Looking back at over 100 years of homecoming

Jack Dorsher, Staff Writer

Nearly everyone’s favorite part of the school year, homecoming week is a substantial part of the high school and college experience. Students participate in dress up days, get fired up at the pep rally and cheer on their friends and classmates at the football game. The week culminates with a dance after the football game.

Stephanie Livingston
Fargo North Rowdy Crowd cheers at homecoming football game

Everyone knows the classic traditions of homecoming but rarely do people know how they started. The annual Harvard-Yale game has brought alumni back to campus since the 1870s, but Baylor University, University of Illinois, and University of Missouri all claim to be at the origin of the modern homecoming.

According to Active.com, Baylor’s homecoming traditions began in 1909 when the school invited alumni to campus to renew school spirit. There was a parade held, a football game, and a dance for the students. Baylor beat Texas Christian University due to the overwhelming support of students and fans. It wasn’t until 1934 that homecoming became an annual event at Baylor.

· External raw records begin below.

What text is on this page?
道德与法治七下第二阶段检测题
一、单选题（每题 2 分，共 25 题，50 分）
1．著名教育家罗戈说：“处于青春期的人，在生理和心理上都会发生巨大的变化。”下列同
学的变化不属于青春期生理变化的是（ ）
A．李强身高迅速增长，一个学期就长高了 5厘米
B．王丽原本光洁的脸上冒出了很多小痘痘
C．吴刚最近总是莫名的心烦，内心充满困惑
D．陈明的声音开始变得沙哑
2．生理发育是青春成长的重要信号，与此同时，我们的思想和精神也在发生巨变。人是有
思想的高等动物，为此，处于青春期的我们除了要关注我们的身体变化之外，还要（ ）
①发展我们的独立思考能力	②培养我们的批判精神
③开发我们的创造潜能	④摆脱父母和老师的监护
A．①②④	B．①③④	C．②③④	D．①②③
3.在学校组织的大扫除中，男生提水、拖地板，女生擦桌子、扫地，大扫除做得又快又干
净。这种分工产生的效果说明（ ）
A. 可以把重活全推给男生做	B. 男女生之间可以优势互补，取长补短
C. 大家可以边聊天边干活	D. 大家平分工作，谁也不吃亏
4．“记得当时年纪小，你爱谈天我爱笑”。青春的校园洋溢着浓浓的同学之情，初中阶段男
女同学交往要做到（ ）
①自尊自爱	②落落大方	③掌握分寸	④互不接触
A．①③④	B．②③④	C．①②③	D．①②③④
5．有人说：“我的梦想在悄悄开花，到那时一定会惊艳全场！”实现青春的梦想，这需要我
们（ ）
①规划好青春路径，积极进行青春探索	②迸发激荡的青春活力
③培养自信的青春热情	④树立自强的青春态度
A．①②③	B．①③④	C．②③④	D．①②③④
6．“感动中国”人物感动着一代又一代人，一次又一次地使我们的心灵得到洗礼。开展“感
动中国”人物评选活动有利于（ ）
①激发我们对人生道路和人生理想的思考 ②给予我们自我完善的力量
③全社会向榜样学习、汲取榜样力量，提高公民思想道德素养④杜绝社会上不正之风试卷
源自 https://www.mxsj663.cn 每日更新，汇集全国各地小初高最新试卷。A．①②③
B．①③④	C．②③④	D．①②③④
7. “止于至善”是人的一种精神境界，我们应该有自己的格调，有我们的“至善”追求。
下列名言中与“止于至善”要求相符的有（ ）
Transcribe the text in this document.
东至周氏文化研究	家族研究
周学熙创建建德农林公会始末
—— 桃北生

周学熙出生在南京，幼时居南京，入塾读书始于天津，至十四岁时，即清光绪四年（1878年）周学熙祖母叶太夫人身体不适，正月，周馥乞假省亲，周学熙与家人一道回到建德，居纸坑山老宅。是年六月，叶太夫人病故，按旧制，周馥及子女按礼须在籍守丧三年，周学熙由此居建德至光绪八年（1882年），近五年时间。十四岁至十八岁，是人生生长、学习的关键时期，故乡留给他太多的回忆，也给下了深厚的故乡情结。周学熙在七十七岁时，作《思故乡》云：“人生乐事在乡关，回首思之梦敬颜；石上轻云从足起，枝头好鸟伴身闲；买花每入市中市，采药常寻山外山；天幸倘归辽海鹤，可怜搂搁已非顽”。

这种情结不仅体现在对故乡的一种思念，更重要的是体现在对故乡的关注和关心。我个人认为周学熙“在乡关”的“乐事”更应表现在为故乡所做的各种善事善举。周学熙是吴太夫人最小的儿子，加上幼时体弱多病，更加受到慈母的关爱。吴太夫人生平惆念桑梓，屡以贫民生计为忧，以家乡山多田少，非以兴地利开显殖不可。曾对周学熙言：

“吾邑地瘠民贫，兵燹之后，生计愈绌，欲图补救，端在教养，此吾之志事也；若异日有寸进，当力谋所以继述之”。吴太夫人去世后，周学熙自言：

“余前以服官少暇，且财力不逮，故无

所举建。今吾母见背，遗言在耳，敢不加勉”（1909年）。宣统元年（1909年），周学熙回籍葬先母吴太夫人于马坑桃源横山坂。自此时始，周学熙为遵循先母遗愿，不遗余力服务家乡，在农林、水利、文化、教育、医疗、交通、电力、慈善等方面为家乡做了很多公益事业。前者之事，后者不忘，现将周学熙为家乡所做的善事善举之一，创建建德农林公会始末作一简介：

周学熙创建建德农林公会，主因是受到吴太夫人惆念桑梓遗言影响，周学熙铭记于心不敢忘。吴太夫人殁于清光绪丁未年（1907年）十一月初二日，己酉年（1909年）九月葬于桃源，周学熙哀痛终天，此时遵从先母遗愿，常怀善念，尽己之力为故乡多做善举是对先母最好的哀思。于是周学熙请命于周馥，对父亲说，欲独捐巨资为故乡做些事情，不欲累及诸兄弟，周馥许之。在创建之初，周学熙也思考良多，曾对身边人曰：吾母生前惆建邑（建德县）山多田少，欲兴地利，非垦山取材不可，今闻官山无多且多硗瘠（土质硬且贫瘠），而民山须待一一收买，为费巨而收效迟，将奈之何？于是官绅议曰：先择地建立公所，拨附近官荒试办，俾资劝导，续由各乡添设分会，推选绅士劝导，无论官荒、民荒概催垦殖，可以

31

University of Illinois’ traditions started when two students planned an event around the Illinois-Chicago game in hopes of ending their losing streak. October 14, 1910 was named by the University as an official homecoming. More than 5,000 extra seats were added to the stadium to house the sea of Illinois fans who witnessed their Fighting Illini claim a 3-0 victory over Chicago.

University of Missouri is accepted by the NCAA as the official originator of homecoming. In 1911, Mizzou alumni were asked to come home to the football game against the University of Kansas and their brand-new stadium. Similar to today’s homecoming, the festivities included a parade, a pep rally, and a football game. The game was anticlimactic and ended in a 3-3 tie.

Fargo North had its first homecoming in the inaugural year in 1965. A homecoming queen was named that year, but a king would not be named until 1979. Some of the original activities surrounding homecoming included a parade, a pep rally, a football game, and a dance, similar to the current homecoming agenda. Gary Mailloux, former Fargo North athletic director and current cross country and track and field coach, has experienced homecomings as a faculty member since 1969.

“The fall of 1969 was the first year I was here. We used to have parades and then the South side would come down here and break into it. They would come down and through the campus, hollering and hooping and honking their horns and just try to be disruptive,” said Mailloux.

Principle Andy Dahlen recalls one controversial year when the homecoming queen winner wasn’t present at coronation.

“The student body selected a homecoming queen and the queen wasn’t in the country. She had taken the week off and had gone on vacation. She was on a cruise ship on the Mediterranean,” Dahlen said. The administration had to announce her as the queen and then give the crown to the girl who had come in second in the voting.

“That was a little controversial,” said Dahlen.

Since 1969, the landscape of homecoming at Fargo North has changed. While the football game and dance remain, activities such as powderpuff football and faculty involvement in the pep fest games have been discontinued.

One year, a team of staff members was involved in one of the relay games at the pep fest alongside four other teams of students. The game involved team members transporting a ball across the gymnasium. The staff jumped out to an early lead and one of the seniors thought it would be a good idea to give the rest of the field a slight handicap. He ran out of the bleachers and tried to knock the ball out of the teacher’s hand. He missed.

“A kid, in 2000, came running across and wanted to just knock the ball out of Emily Schneider’s hand,” reminisced Dahlen. “Instead, he missed it and laid her out flat, just dropped her.” The staff have a much more limited role in the pep fest since, with most of their participation coming from the pie the teacher fundraiser.

“I was up on the balcony watching and the whole crowd gasped,” Dahlen said.

Other pep fest activities that have been toned down in recent years include the Spartacas-Senior Boy dance. After a raunchy performance in 2014 that left students and staff traumatized, the dance has become more censored to be appropriate for all audiences.

Homecoming has remained largely unchanged since its inception, despite a few changes in limitations to the celebration. The school spirit of homecoming is unmatched at any other time of the year, making it the most electric week at Fargo North. The excitement for homecoming doesn’t look like it’s fading away for students and they will continue to enjoy homecoming for decades to come.